Di gesti, parole, azioni, fatti. La sveglia, la doccia, la colazione, rifare il letto, niente grinze. Il rumore della chiave nella toppa, l’aria fresca del mattino sul viso. I colleghi. Le occhiaie di uno, il trucco impeccabile dell’altra (e quanto ci metterà a costruire quella sua controfigura?). Lo sferragliare dei tram sulla via.

Gli odori. I sapori. Perfino i pensieri.

Ripetizioni.

Se solo ci fossero sinonimi e contrari anche per le cose della vita – di gesti, parole, azioni, fatti – invece che solo per le parole. Oh, quante sorprese ci attenderebbero, quante cose da raccontare.

Ripetizioni.

Nei piccoli centri non sono poi così male. Apri la finestra al nuovo giorno senza pensare al traffico né a quanto tempo ti ruberà. Spesso ti muovi a piedi, e per la pausa pranzo puoi persino azzardare due passi in riva al mare…

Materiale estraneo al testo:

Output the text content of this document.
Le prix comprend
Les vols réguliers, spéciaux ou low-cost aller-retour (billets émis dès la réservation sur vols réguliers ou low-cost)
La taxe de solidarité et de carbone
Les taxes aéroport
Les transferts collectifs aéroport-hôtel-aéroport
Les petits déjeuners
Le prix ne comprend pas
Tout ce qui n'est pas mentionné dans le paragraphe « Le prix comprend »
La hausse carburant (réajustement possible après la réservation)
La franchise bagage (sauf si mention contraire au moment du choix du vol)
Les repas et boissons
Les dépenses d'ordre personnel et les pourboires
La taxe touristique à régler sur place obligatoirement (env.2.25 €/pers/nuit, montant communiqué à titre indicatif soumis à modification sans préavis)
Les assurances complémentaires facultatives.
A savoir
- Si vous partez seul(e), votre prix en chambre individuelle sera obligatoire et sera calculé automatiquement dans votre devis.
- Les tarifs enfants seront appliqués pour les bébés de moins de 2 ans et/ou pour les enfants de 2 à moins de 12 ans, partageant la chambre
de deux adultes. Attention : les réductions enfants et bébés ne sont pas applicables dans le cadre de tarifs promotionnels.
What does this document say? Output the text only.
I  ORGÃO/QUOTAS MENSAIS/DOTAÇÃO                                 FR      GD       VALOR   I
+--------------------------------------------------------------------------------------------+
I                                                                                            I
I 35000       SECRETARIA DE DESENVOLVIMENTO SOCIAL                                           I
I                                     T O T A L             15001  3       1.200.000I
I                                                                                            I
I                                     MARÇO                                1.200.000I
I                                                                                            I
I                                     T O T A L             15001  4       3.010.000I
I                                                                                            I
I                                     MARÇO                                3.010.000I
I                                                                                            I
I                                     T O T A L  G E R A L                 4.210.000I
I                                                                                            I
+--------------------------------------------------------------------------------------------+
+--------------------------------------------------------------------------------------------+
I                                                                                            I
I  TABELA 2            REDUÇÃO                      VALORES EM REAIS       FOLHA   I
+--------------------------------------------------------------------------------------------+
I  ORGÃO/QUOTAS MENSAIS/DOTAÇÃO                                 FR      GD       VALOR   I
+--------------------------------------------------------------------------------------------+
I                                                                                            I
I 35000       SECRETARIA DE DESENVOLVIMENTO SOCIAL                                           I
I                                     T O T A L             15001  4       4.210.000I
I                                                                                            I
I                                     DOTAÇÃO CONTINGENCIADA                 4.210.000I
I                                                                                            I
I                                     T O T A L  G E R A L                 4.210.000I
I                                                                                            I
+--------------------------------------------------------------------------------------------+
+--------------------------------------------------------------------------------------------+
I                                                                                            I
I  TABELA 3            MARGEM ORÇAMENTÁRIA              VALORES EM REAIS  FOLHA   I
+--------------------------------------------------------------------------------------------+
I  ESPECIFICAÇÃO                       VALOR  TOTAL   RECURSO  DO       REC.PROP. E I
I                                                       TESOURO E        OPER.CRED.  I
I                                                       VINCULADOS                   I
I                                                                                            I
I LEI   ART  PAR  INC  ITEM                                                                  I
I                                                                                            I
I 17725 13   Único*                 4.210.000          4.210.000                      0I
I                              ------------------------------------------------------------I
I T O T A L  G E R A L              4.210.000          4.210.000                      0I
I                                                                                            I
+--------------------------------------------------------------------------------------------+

I colleghi a volte capita che siano stati i tuoi compagni di scuola, e per strada nessun tram: solo Lia che stende al sole gli asciugamani delle signore con i bigodini in testa, Fabio che porta fuori un po’ di merce ad attirare i clienti, Patrizia che scarica il furgone dei fiori. Profumo di pane appena sfornato, di cornetti e caffè, ma non di smog no, quello no. I saluti, i buona giornata, sorrisi, come stai?

I vigili urbani là non sono poi così cattivi che non c’è molto da fare, e il pesce è fresco, che se non lo è l’uomo del banco neppure te lo vende.

L’odore, al mattino, resta quello della scuola, anche se a scuola non ci vai più da una vita.

Alla sera, là sotto il monumento ai caduti, qualcuno improvvisa passi di danza sotto l’occhio vigile dei maestri che mangiano pizze al taglio, stanchi ma ancora incapaci di tornare a casa interrompendo condivisioni in musica.

Saracinesche che si chiudono, la luna che non ha né alte montagne né palazzi a nasconderla. Il maestrale che si placa ma tanto domani tornerà a bistrattare.

Ripetizioni, certo. E mentre ci vivi – nel piccolo centro – sono noiose. Non alienanti come in città, solo noiose. Se resti, lo sono.
Me se sei qualcuno che se n’è andato, se sei uno invece che per un poco ritorna, sono tranquillità. Balsamo. Necessità. Qualcosa che scopri tassello mancante in ciò che altrove hai costruito. La città ha confini di mattoni, d’asfalto, di finestre una sull’altra ma, in quel luogo differente, in quegli altri luoghi, i confini sono terreni brulli di campagna, cespugli bassi. E mare. Tanto mare. Un mare che ti resta dentro e che cerchi ovunque. Risacca, calma piatta o tempesta, purché sia mare.

Una ripetizione che aneli, sogni, ami.